As ações judiciais foram movidas por atletas que se sentiram lesados pelo uso de suas imagens e nomes em apostas que envolvem seu desempenho individual, como número de gols, cartões ou faltas. O advogado Marcelo Robalinho, responsável pelas defesas, enfatiza que a questão central não é a legalidade das apostas em si, mas a apropriação da identidade do jogador como um produto comercial. Ele argumenta que essa prática expõe os atletas a situações de vulnerabilidade, incluindo assédio e ameaças por parte de apostadores frustrados.
As liminares já alcançaram jogadores como Guilherme Marques (Atlético-GO), Gabriel Barros (América-MG), Gustavo Vilar (Botafogo-SP) e Ricardo Bueno (ex-Palmeiras), e têm como alvo grandes casas de apostas como Betano, Bet365, Verabet e Cassino.bet. As decisões judiciais ressaltam que a vinculação da imagem do atleta a apostas pode acarretar sérias consequências para sua reputação, especialmente em um contexto de crescentes investigações sobre manipulação de resultados esportivos.

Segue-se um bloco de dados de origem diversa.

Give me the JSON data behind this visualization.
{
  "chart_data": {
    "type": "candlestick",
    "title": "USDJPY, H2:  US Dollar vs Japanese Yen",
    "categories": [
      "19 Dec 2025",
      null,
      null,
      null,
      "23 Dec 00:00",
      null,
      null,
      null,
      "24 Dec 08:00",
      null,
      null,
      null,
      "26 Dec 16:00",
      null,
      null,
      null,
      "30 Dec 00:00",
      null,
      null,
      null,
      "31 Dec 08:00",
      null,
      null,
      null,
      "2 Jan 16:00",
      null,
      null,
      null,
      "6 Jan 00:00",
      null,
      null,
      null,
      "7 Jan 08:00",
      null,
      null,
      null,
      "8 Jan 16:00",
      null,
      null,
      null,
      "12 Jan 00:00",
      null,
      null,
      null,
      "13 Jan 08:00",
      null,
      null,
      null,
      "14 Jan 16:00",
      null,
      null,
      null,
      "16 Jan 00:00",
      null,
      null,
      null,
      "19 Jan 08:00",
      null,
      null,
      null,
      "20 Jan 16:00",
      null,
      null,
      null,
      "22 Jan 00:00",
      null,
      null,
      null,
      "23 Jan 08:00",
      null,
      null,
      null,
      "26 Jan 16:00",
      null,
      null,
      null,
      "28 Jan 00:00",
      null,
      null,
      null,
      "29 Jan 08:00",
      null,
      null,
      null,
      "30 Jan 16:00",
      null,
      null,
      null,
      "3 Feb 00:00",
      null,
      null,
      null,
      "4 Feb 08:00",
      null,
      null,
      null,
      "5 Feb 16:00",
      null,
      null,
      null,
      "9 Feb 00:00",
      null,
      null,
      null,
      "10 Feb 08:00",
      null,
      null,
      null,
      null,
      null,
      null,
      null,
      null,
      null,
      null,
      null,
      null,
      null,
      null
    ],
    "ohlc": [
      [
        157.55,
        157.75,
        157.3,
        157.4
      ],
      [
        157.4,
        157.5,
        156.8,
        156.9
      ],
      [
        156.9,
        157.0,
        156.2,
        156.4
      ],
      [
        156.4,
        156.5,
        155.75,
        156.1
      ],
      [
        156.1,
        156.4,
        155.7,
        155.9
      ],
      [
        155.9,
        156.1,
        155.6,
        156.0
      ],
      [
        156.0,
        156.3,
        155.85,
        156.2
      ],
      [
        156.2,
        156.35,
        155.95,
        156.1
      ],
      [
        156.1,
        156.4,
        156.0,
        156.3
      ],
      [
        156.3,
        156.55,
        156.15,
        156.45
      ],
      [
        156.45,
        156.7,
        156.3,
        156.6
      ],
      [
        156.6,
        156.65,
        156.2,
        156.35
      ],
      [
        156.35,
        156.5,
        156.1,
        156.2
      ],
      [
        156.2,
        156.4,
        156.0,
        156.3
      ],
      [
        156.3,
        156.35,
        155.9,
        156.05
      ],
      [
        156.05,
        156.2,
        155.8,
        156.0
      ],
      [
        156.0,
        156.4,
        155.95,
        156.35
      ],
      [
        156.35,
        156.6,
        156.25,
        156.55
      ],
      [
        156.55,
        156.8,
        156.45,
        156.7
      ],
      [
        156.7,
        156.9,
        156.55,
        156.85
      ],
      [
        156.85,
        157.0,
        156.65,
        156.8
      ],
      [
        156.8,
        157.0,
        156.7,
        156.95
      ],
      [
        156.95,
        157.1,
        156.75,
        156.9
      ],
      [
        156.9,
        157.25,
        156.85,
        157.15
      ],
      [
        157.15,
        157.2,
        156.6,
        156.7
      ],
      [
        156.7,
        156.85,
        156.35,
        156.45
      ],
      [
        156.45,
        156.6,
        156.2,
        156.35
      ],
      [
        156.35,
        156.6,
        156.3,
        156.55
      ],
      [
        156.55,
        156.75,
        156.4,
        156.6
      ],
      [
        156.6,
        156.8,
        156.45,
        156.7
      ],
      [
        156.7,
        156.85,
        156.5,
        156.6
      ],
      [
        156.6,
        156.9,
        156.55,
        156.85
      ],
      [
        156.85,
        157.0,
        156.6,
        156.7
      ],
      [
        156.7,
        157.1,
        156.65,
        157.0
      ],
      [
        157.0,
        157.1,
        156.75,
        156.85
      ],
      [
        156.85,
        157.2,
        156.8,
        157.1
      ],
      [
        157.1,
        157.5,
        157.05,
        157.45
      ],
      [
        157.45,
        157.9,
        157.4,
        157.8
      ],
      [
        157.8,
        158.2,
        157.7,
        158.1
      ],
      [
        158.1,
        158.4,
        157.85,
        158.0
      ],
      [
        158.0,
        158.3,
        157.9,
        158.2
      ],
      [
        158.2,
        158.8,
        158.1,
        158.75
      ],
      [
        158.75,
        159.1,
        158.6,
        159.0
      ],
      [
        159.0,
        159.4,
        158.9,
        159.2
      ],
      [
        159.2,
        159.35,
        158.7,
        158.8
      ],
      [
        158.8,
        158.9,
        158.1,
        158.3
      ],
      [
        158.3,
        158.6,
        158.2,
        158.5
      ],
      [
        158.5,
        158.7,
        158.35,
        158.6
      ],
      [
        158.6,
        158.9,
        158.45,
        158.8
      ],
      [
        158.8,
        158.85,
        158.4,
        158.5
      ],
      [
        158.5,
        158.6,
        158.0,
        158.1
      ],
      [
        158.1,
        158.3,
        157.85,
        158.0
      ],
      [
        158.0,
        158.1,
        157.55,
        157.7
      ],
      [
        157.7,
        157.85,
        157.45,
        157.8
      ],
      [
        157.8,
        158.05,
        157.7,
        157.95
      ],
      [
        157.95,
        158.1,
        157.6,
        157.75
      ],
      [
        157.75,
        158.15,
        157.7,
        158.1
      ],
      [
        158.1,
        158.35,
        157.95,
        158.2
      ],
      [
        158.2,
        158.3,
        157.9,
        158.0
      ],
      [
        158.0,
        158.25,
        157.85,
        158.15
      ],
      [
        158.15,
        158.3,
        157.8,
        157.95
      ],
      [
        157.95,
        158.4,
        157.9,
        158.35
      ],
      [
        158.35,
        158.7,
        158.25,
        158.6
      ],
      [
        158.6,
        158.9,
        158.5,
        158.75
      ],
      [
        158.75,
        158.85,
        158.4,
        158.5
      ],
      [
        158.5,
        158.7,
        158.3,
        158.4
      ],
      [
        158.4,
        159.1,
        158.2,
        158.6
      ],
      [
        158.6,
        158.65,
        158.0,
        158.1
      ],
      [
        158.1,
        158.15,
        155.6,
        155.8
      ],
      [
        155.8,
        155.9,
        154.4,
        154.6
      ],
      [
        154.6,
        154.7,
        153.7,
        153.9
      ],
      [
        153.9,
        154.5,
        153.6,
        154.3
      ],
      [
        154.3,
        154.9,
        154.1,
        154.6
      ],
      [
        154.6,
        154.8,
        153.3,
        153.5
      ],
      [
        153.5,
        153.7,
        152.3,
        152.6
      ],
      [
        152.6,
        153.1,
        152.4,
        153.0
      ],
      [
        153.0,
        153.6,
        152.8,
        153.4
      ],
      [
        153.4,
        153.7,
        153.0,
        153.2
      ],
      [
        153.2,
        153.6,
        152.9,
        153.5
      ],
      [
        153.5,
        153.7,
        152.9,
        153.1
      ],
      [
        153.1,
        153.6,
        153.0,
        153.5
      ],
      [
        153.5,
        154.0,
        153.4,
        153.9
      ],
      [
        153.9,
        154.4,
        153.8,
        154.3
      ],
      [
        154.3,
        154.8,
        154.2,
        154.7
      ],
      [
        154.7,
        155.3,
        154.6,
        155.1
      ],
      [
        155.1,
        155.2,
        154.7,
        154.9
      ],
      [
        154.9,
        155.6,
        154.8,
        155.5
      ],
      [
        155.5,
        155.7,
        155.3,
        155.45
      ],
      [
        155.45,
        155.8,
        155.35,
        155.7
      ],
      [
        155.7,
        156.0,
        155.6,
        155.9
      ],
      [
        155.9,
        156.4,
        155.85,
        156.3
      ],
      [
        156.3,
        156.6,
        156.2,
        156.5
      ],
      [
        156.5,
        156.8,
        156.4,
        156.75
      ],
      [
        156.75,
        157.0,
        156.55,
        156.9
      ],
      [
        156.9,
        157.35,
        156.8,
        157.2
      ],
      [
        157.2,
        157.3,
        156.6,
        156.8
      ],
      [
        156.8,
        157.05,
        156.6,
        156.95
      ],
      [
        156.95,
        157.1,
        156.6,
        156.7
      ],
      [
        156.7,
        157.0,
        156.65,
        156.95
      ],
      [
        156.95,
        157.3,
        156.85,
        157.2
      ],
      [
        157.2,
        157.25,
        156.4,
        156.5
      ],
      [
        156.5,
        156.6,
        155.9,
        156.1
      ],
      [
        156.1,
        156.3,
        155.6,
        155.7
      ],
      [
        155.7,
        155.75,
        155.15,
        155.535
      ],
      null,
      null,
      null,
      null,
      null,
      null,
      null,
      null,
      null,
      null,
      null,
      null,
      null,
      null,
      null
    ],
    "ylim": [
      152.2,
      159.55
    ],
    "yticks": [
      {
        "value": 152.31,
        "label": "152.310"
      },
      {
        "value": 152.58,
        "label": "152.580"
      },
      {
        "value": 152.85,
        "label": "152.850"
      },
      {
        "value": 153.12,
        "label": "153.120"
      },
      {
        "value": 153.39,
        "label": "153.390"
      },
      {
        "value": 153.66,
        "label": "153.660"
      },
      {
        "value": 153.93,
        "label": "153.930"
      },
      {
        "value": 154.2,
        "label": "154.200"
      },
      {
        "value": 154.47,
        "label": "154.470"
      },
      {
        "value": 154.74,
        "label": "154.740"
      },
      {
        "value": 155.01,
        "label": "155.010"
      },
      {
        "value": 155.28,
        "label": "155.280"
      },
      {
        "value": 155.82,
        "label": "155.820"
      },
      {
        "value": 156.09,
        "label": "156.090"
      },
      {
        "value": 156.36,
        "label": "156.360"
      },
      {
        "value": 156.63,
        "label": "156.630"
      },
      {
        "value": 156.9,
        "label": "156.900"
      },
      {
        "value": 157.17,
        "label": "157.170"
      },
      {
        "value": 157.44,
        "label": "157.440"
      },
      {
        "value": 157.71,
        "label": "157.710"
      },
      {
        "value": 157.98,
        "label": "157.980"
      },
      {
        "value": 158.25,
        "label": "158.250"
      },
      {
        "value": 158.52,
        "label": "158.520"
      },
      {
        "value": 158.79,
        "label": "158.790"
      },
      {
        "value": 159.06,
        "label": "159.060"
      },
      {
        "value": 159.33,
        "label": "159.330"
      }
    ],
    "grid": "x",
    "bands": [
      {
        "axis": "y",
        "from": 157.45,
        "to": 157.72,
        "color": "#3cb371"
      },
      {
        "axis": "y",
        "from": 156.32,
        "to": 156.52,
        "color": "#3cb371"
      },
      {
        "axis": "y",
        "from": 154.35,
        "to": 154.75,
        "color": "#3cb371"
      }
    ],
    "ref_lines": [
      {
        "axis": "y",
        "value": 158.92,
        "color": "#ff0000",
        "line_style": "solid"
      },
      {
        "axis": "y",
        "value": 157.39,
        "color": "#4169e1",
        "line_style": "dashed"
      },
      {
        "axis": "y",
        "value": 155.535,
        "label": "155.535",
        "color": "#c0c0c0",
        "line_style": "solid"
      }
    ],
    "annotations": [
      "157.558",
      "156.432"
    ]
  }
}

Embora a Lei nº 14.790/2023 preveja uma remuneração para o uso da imagem de atletas e entidades esportivas, a forma como essa compensação é aplicada em apostas individualizadas ainda é um ponto de controvérsia. A Associação Nacional de Jogos e Loterias (ANJL) tem se posicionado contra as liminares, argumentando que elas desconsideram a legislação vigente e criam restrições não previstas no marco regulatório.
Diante da resistência das casas de apostas em cumprir as ordens judiciais, a expectativa é que sejam aplicadas multas diárias e, em casos de descumprimento contínuo, possa haver o bloqueio de acesso às plataformas no Brasil. A situação levanta um debate importante sobre os limites da exploração comercial da imagem de atletas e a necessidade de um equilíbrio entre os interesses das empresas de apostas e os direitos individuais dos jogadores.